I am currently running a small trading algorithm using the Binance API. The server is a windows server from VPSServer.com. The backend (server side) handles requests from an app I made that also runs on windows. The app basically just allows for making trades and viewing account information such as balances etc. The server side stays logged in to Binance via the API and the only permissions are for making trades, no withdraws are possible via the API and hence no withdraws are possible via the App.

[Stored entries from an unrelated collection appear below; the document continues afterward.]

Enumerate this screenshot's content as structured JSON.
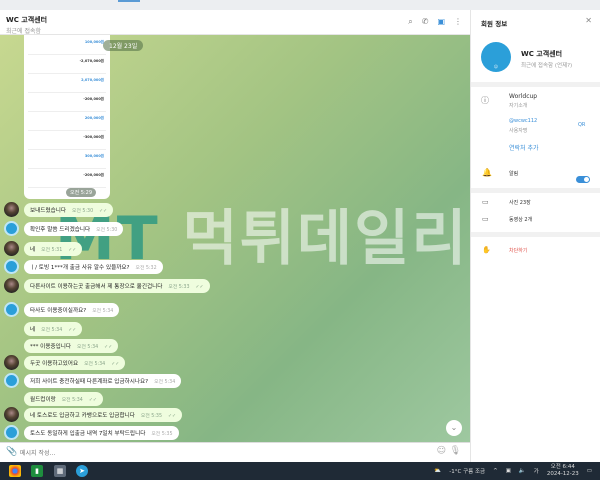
{
  "header": {
    "title": "WC 고객센터",
    "subtitle": "최근에 접속함"
  },
  "chat": {
    "date_badge": "12월 23일",
    "screenshot_time": "오전 5:29",
    "screenshot_amounts": [
      "100,000원",
      "-2,070,000원",
      "2,070,000원",
      "-200,000원",
      "200,000원",
      "-300,000원",
      "300,000원",
      "-200,000원"
    ],
    "messages": [
      {
        "dir": "out",
        "text": "보내드렸습니다",
        "time": "오전 5:30"
      },
      {
        "dir": "in",
        "text": "확인후 말씀 드리겠습니다",
        "time": "오전 5:30"
      },
      {
        "dir": "out",
        "text": "네",
        "time": "오전 5:31"
      },
      {
        "dir": "in",
        "text": "ㅣ/ 토빙 1***개 출금 사유 알수 있을까요?",
        "time": "오전 5:32"
      },
      {
        "dir": "out",
        "text": "다른사이트 이용하는곳 출금해서 제 통장으로 옮긴겁니다",
        "time": "오전 5:33"
      },
      {
        "dir": "in",
        "text": "타사도 이용중이실까요?",
        "time": "오전 5:34"
      },
      {
        "dir": "out",
        "text": "네",
        "time": "오전 5:34"
      },
      {
        "dir": "out",
        "text": "*** 이용중입니다",
        "time": "오전 5:34"
      },
      {
        "dir": "out",
        "text": "두곳 이용하고있어요",
        "time": "오전 5:34"
      },
      {
        "dir": "in",
        "text": "저희 사이트 충전하실때 다른계좌로 입금하시나요?",
        "time": "오전 5:34"
      },
      {
        "dir": "out",
        "text": "월드컵이랑",
        "time": "오전 5:34"
      },
      {
        "dir": "out",
        "text": "네 토스로도 입금하고 카뱅으로도 입금합니다",
        "time": "오전 5:35"
      },
      {
        "dir": "in",
        "text": "토스도 동일하게 입출금 내역 7일치 부탁드립니다",
        "time": "오전 5:35"
      }
    ],
    "watermark_mt": "MT",
    "watermark_text": "먹튀데일리"
  },
  "input": {
    "placeholder": "메시지 작성..."
  },
  "panel": {
    "title": "회원 정보",
    "name": "WC 고객센터",
    "status": "최근에 접속함",
    "status_extra": "(언제?)",
    "bio": "Worldcup",
    "bio_label": "자기소개",
    "username": "@wcwc112",
    "username_label": "사용자명",
    "qr": "QR",
    "add_contact": "연락처 추가",
    "notifications": "알림",
    "photos": "사진 23장",
    "videos": "동영상 2개",
    "block": "차단하기"
  },
  "taskbar": {
    "weather": "-1°C 구름 조금",
    "time": "오전 6:44",
    "date": "2024-12-23",
    "ime": "가"
  }
}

The code for receiving requests is as follows:
import requests
import socket
s = socket.socket(socket.AF_INET, socket.SOCK_STREAM)
host = my IP # server
port = 123
# bind to pot
s.bind((host, port))
# Que up to 5 requests
s.listen(5)
def subfunc(): # function called to start thread
print('Commns started')
while True:
try:
# establish connection
clientSocket, addr = s.accept()
print("got a connection from %s" % str(addr))
data = clientSocket.recv(1024)
datafull = data.decode()
print(datafull)
res = datafull.split('\n') # request format = main request is first line with details on seperate lines below
body = ''
print(res)
for i in range(1, len(res)):
body = res[i] '\n'
print('request ' res[0])
handleComms(clientSocket, res[0], body) # Function that handles the relevant request and replies to App with necessary info
except Exception as e:
print(e)
traceback.print_exc()
Every now and then it prints these really strange requests that aren't at all from the requests that can be sent from the App (the App is the only thing that interacts with the server), these requests being: (note that the code prints the IP and the request)
got a connection from ('185.180.143.143', 38336)
GET / HTTP/1.1
Host: my IP
User-Agent: Mozilla/5.0 (Windows NT 10.0; WOW64) AppleWebKit/537.36 (KHTML, like Gecko) Chrome/66.0.3359.117 Safari/537.36
Accept: */*
Accept-Encoding: gzip
['GET / HTTP/1.1\r', 'Host: my IP:137\r', 'User-Agent: Mozilla/5.0 (Windows NT 10.0; WOW64) AppleWebKit/537.36 (KHTML, like Gecko) Chrome/66.0.3359.117 Safari/537.36 \r', 'Accept: */*\r', 'Accept-Encoding: gzip\r', '\r', '']
request GET / HTTP/1.1
and
got a connection from ('185.180.143.143', 48251)
SSH-2.0-Go
['SSH-2.0-Go\r', '']
request SSH-2.0-Go
and
got a connection from ('185.180.143.143', 42344)
GET / HTTP/1.1
['GET / HTTP/1.1 \r', '\r', '']
request GET / HTTP/1.1
and
got a connection from ('192.241.209.78', 51102)
MGLNDD_my Ip_137
['MGLNDD_my IP_137', '']
request MGLNDD_my IP_137
Are these bots or hackers or something to do with the server service itself?
ISP for 185.180.143.143 NSEC - Sistemas Informaticos S.A, location Belgium and/or Portugal
ISP for 192.241.209.78 DigitalOcean LLC, location US
Ofcourse I'll look into adding security if this is actually a threat, though noone has access to the App but me (personal use)
CodePudding user response:
Well, your server is exposed to the internet, so anyone can make a request to it, not just your App.
You're seeing those random someones making requests, and sure enough if they can figure out how to command your program to do trades, they can do it.
I'd suggest adding authentication, and better yet using TLS/SSL to encrypt your traffic.